To this end, all of Israel Aerospace Industries’ UAVs – from the smallest to the largest – are made from composites, although the stress on components such as the wing poses problems for maintenance.
Conventional inspection procedures are difficult to apply in the case of complex composite-based structural components and available non-destructive testing methods require highly trained technicians, which results in high operating costs.
In an exclusive presentation for Flightglobal, Moshe Medina, IAI's executive vice-president and general manager of its engineering and development group, unveiled details of IAI’s new fibre-optic strain-sensing health monitoring system for UAVs, which is based on the Rayleigh backscattering distributed strain sensing technology.
"The new system is based on an embedded fibre-optic that measures the strain distribution on the wing due to external loading," Medina explains.
He says that their small diameter means fibre-optics can easily be embedded within large composite material-based structural components: "They are flexible, passive, tolerant to environmental conditions and insensitive to electromagnetic disturbances."
Medina says that one of the methods is based on measuring the Rayleigh backscattering – in fibre-optics, this effect is caused by random fluctuations in the refractive index of the fibre – as a function of location along the fibre.
The amplitude of the backscattered light as a function of distance is random, but is fixed for any given fibre at a given layout of the fibre, Medina says.
An external stimulus such as mechanical strain or change in the temperature causes a shift in the local reflected optical spectrum. With a spatial resolution on the order of a centimetre, one can monitor strains over tens of meters of standard single mode optical fibres without the need for any preparations.

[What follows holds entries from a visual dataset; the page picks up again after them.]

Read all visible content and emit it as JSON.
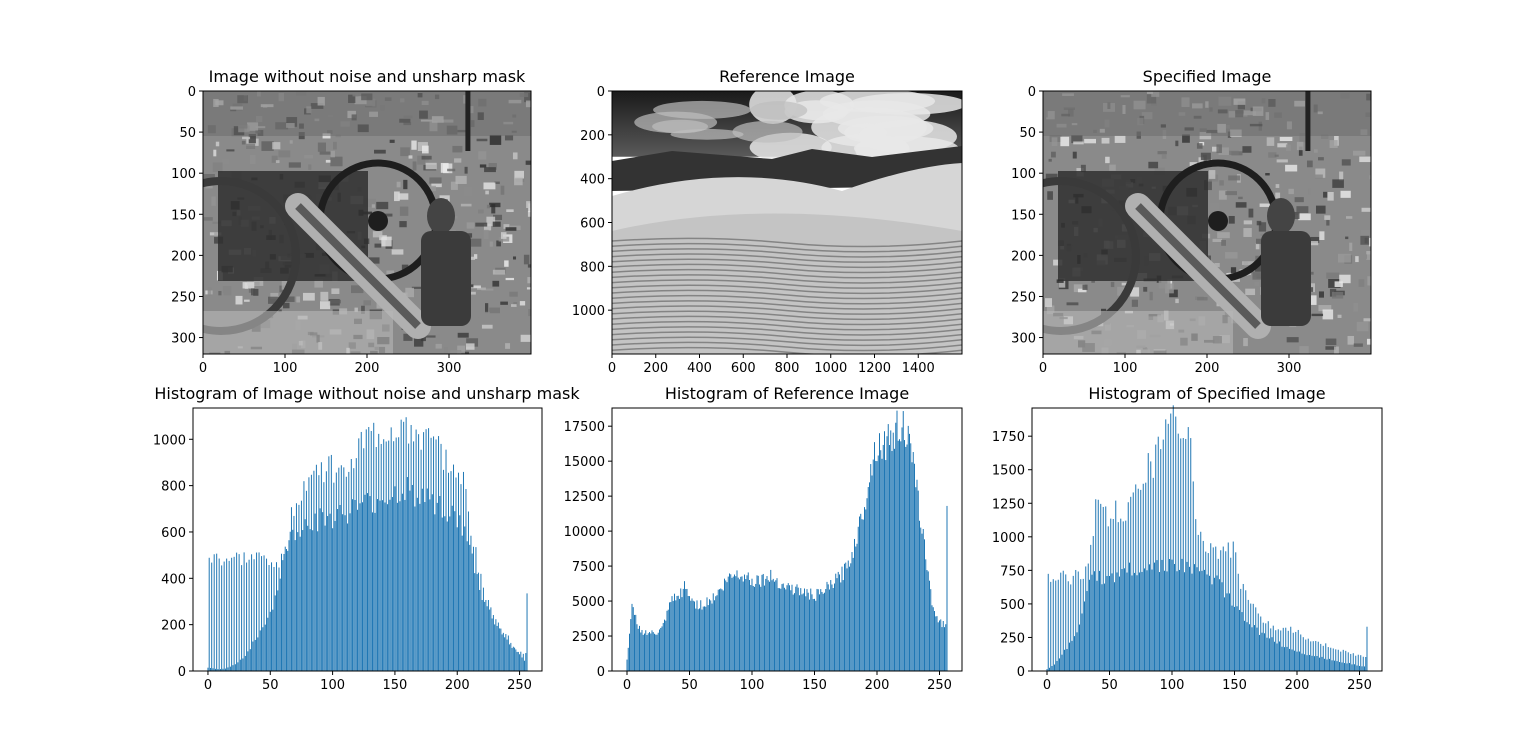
{
  "figure": {
    "image_panels": [
      {
        "title": "Image without noise and unsharp mask",
        "xticks": [
          "0",
          "100",
          "200",
          "300"
        ],
        "xtick_values": [
          0,
          100,
          200,
          300
        ],
        "yticks": [
          "0",
          "50",
          "100",
          "150",
          "200",
          "250",
          "300"
        ],
        "ytick_values": [
          0,
          50,
          100,
          150,
          200,
          250,
          300
        ],
        "xlim": [
          0,
          400
        ],
        "ylim": [
          0,
          320
        ],
        "scene": "cannon"
      },
      {
        "title": "Reference Image",
        "xticks": [
          "0",
          "200",
          "400",
          "600",
          "800",
          "1000",
          "1200",
          "1400"
        ],
        "xtick_values": [
          0,
          200,
          400,
          600,
          800,
          1000,
          1200,
          1400
        ],
        "yticks": [
          "0",
          "200",
          "400",
          "600",
          "800",
          "1000"
        ],
        "ytick_values": [
          0,
          200,
          400,
          600,
          800,
          1000
        ],
        "xlim": [
          0,
          1600
        ],
        "ylim": [
          0,
          1200
        ],
        "scene": "dunes"
      },
      {
        "title": "Specified Image",
        "xticks": [
          "0",
          "100",
          "200",
          "300"
        ],
        "xtick_values": [
          0,
          100,
          200,
          300
        ],
        "yticks": [
          "0",
          "50",
          "100",
          "150",
          "200",
          "250",
          "300"
        ],
        "ytick_values": [
          0,
          50,
          100,
          150,
          200,
          250,
          300
        ],
        "xlim": [
          0,
          400
        ],
        "ylim": [
          0,
          320
        ],
        "scene": "cannon"
      }
    ]
  },
  "chart_data": [
    {
      "type": "bar",
      "title": "Histogram of Image without noise and unsharp mask",
      "xlim": [
        -12,
        268
      ],
      "ylim": [
        0,
        1135
      ],
      "xticks": [
        0,
        50,
        100,
        150,
        200,
        250
      ],
      "yticks": [
        0,
        200,
        400,
        600,
        800,
        1000
      ],
      "bar_color": "#1f77b4",
      "envelope": [
        [
          0,
          15
        ],
        [
          5,
          10
        ],
        [
          10,
          8
        ],
        [
          15,
          12
        ],
        [
          20,
          25
        ],
        [
          25,
          40
        ],
        [
          30,
          70
        ],
        [
          35,
          110
        ],
        [
          40,
          150
        ],
        [
          45,
          200
        ],
        [
          50,
          250
        ],
        [
          55,
          330
        ],
        [
          60,
          460
        ],
        [
          65,
          560
        ],
        [
          70,
          600
        ],
        [
          75,
          620
        ],
        [
          80,
          640
        ],
        [
          90,
          650
        ],
        [
          100,
          660
        ],
        [
          110,
          680
        ],
        [
          120,
          700
        ],
        [
          130,
          720
        ],
        [
          140,
          740
        ],
        [
          150,
          760
        ],
        [
          160,
          780
        ],
        [
          170,
          760
        ],
        [
          180,
          740
        ],
        [
          190,
          700
        ],
        [
          200,
          650
        ],
        [
          205,
          600
        ],
        [
          210,
          520
        ],
        [
          215,
          420
        ],
        [
          220,
          320
        ],
        [
          225,
          260
        ],
        [
          230,
          210
        ],
        [
          235,
          170
        ],
        [
          240,
          130
        ],
        [
          245,
          100
        ],
        [
          250,
          70
        ],
        [
          255,
          40
        ]
      ],
      "spike_envelope": [
        [
          60,
          480
        ],
        [
          65,
          600
        ],
        [
          70,
          740
        ],
        [
          80,
          820
        ],
        [
          90,
          860
        ],
        [
          100,
          880
        ],
        [
          110,
          900
        ],
        [
          120,
          950
        ],
        [
          130,
          1000
        ],
        [
          140,
          1020
        ],
        [
          150,
          1040
        ],
        [
          160,
          1060
        ],
        [
          170,
          1000
        ],
        [
          180,
          960
        ],
        [
          190,
          920
        ],
        [
          200,
          900
        ],
        [
          205,
          800
        ],
        [
          210,
          640
        ],
        [
          215,
          500
        ],
        [
          220,
          380
        ],
        [
          225,
          300
        ],
        [
          230,
          240
        ],
        [
          240,
          150
        ],
        [
          245,
          110
        ],
        [
          250,
          80
        ]
      ],
      "last_bin": [
        256,
        335
      ]
    },
    {
      "type": "bar",
      "title": "Histogram of Reference Image",
      "xlim": [
        -12,
        268
      ],
      "ylim": [
        0,
        18800
      ],
      "xticks": [
        0,
        50,
        100,
        150,
        200,
        250
      ],
      "yticks": [
        0,
        2500,
        5000,
        7500,
        10000,
        12500,
        15000,
        17500
      ],
      "bar_color": "#1f77b4",
      "envelope": [
        [
          0,
          800
        ],
        [
          2,
          2500
        ],
        [
          4,
          4500
        ],
        [
          6,
          4200
        ],
        [
          8,
          3400
        ],
        [
          12,
          2800
        ],
        [
          18,
          2700
        ],
        [
          24,
          2700
        ],
        [
          28,
          3000
        ],
        [
          32,
          4000
        ],
        [
          36,
          5200
        ],
        [
          40,
          5100
        ],
        [
          44,
          5700
        ],
        [
          46,
          6000
        ],
        [
          50,
          5300
        ],
        [
          55,
          4800
        ],
        [
          60,
          4700
        ],
        [
          65,
          5000
        ],
        [
          70,
          5300
        ],
        [
          75,
          5800
        ],
        [
          80,
          6500
        ],
        [
          85,
          6900
        ],
        [
          90,
          6950
        ],
        [
          95,
          6800
        ],
        [
          100,
          6500
        ],
        [
          105,
          6500
        ],
        [
          110,
          6600
        ],
        [
          115,
          6700
        ],
        [
          120,
          6500
        ],
        [
          125,
          6100
        ],
        [
          130,
          6000
        ],
        [
          135,
          5800
        ],
        [
          140,
          5700
        ],
        [
          145,
          5500
        ],
        [
          150,
          5400
        ],
        [
          155,
          5500
        ],
        [
          160,
          5900
        ],
        [
          165,
          6300
        ],
        [
          170,
          6700
        ],
        [
          175,
          7300
        ],
        [
          180,
          8400
        ],
        [
          185,
          10000
        ],
        [
          190,
          12000
        ],
        [
          195,
          14500
        ],
        [
          200,
          16300
        ],
        [
          205,
          16200
        ],
        [
          210,
          16500
        ],
        [
          215,
          17200
        ],
        [
          220,
          17800
        ],
        [
          225,
          16500
        ],
        [
          230,
          14000
        ],
        [
          235,
          11000
        ],
        [
          240,
          7500
        ],
        [
          245,
          4500
        ],
        [
          250,
          3500
        ],
        [
          254,
          3300
        ]
      ],
      "last_bin": [
        256,
        11800
      ]
    },
    {
      "type": "bar",
      "title": "Histogram of Specified Image",
      "xlim": [
        -12,
        268
      ],
      "ylim": [
        0,
        1960
      ],
      "xticks": [
        0,
        50,
        100,
        150,
        200,
        250
      ],
      "yticks": [
        0,
        250,
        500,
        750,
        1000,
        1250,
        1500,
        1750
      ],
      "bar_color": "#1f77b4",
      "envelope": [
        [
          0,
          15
        ],
        [
          5,
          40
        ],
        [
          10,
          100
        ],
        [
          15,
          160
        ],
        [
          20,
          240
        ],
        [
          25,
          330
        ],
        [
          30,
          480
        ],
        [
          33,
          620
        ],
        [
          37,
          700
        ],
        [
          45,
          700
        ],
        [
          55,
          720
        ],
        [
          65,
          750
        ],
        [
          75,
          770
        ],
        [
          85,
          780
        ],
        [
          95,
          800
        ],
        [
          105,
          780
        ],
        [
          115,
          760
        ],
        [
          125,
          720
        ],
        [
          135,
          680
        ],
        [
          145,
          560
        ],
        [
          150,
          480
        ],
        [
          155,
          420
        ],
        [
          160,
          380
        ],
        [
          165,
          340
        ],
        [
          170,
          290
        ],
        [
          175,
          260
        ],
        [
          180,
          240
        ],
        [
          185,
          210
        ],
        [
          190,
          180
        ],
        [
          200,
          150
        ],
        [
          210,
          120
        ],
        [
          220,
          100
        ],
        [
          230,
          80
        ],
        [
          240,
          60
        ],
        [
          250,
          40
        ],
        [
          255,
          30
        ]
      ],
      "spike_envelope": [
        [
          30,
          700
        ],
        [
          35,
          900
        ],
        [
          40,
          1280
        ],
        [
          45,
          1260
        ],
        [
          50,
          1000
        ],
        [
          55,
          1300
        ],
        [
          60,
          1000
        ],
        [
          65,
          1300
        ],
        [
          70,
          1350
        ],
        [
          75,
          1400
        ],
        [
          80,
          1500
        ],
        [
          85,
          1550
        ],
        [
          90,
          1650
        ],
        [
          95,
          1850
        ],
        [
          100,
          1870
        ],
        [
          105,
          1850
        ],
        [
          110,
          1800
        ],
        [
          115,
          1700
        ],
        [
          120,
          1100
        ],
        [
          125,
          1000
        ],
        [
          130,
          900
        ],
        [
          135,
          880
        ],
        [
          140,
          900
        ],
        [
          145,
          920
        ],
        [
          150,
          900
        ],
        [
          155,
          650
        ],
        [
          160,
          560
        ],
        [
          165,
          480
        ],
        [
          170,
          400
        ],
        [
          175,
          380
        ],
        [
          180,
          320
        ],
        [
          185,
          300
        ],
        [
          190,
          300
        ],
        [
          195,
          320
        ],
        [
          200,
          290
        ],
        [
          205,
          260
        ],
        [
          210,
          230
        ],
        [
          220,
          200
        ],
        [
          230,
          170
        ],
        [
          240,
          140
        ],
        [
          250,
          110
        ]
      ],
      "last_bin": [
        256,
        330
      ]
    }
  ]
}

The structural health monitoring of the wing is performed by comparing the strain signature – measured by the optical fibre – under the same loading condition, at different times during the UAV’s service.
When the different UAV parts are being built in IAI's composite department, the fibre-optic is being embedded into the wing spars and other fuselage parts in spots that tend to develop strain damage.
This system has been embedded in all of the company's Heron TP UAVs – the largest type manufactured by the company – monitoring the health of all the front wing spars of the UAV.
After each flight or series of flights, the end of the fibre-optic is connected to a device loaded with the special algorithm that translates the input from the embedded system, turning it into data that can point to areas that need attention.
"We already know that the system has increased the mean time between inspection by 20%,” Medina notes.
The easy access to the data enables preventive maintenance, and according to Medina, taking the possible human error involved in other methods of periodical inspections "out of the loop".
Health management of UAVs, according to Medina, is crucial: "In a manned platform, the pilots are also sensors that can detect evolving failures. In an unmanned system the health system is alone.”
The new fibre-optic-based health system is not affected by light, ensuring precise readings even in harsh weather.
The new system is already installed on the Israeli air force's Heron TP, and has so far accumulated some 2,000h of flight time. According to the development team, in a sequence of 1,000h, there were no false indications.
The system is now being installed in IAI's UAVs, but other uses are already being evaluated, such as utilisation for monitoring composite fuselage sections of helicopters after cracks have been found and fixed. IAI has also used it to test its Gulfstream G280 business jet that is approaching the end of its fatigue test series.
Positive results have encouraged IAI to take the system to other activities of the company, such as the conversion of passenger aircraft to aerial tankers, cargo aircraft or special mission aircraft. Medina and his team say that the fibre-optic-based health system is a “revolution” that will be found in many aeronautical programmes in the future.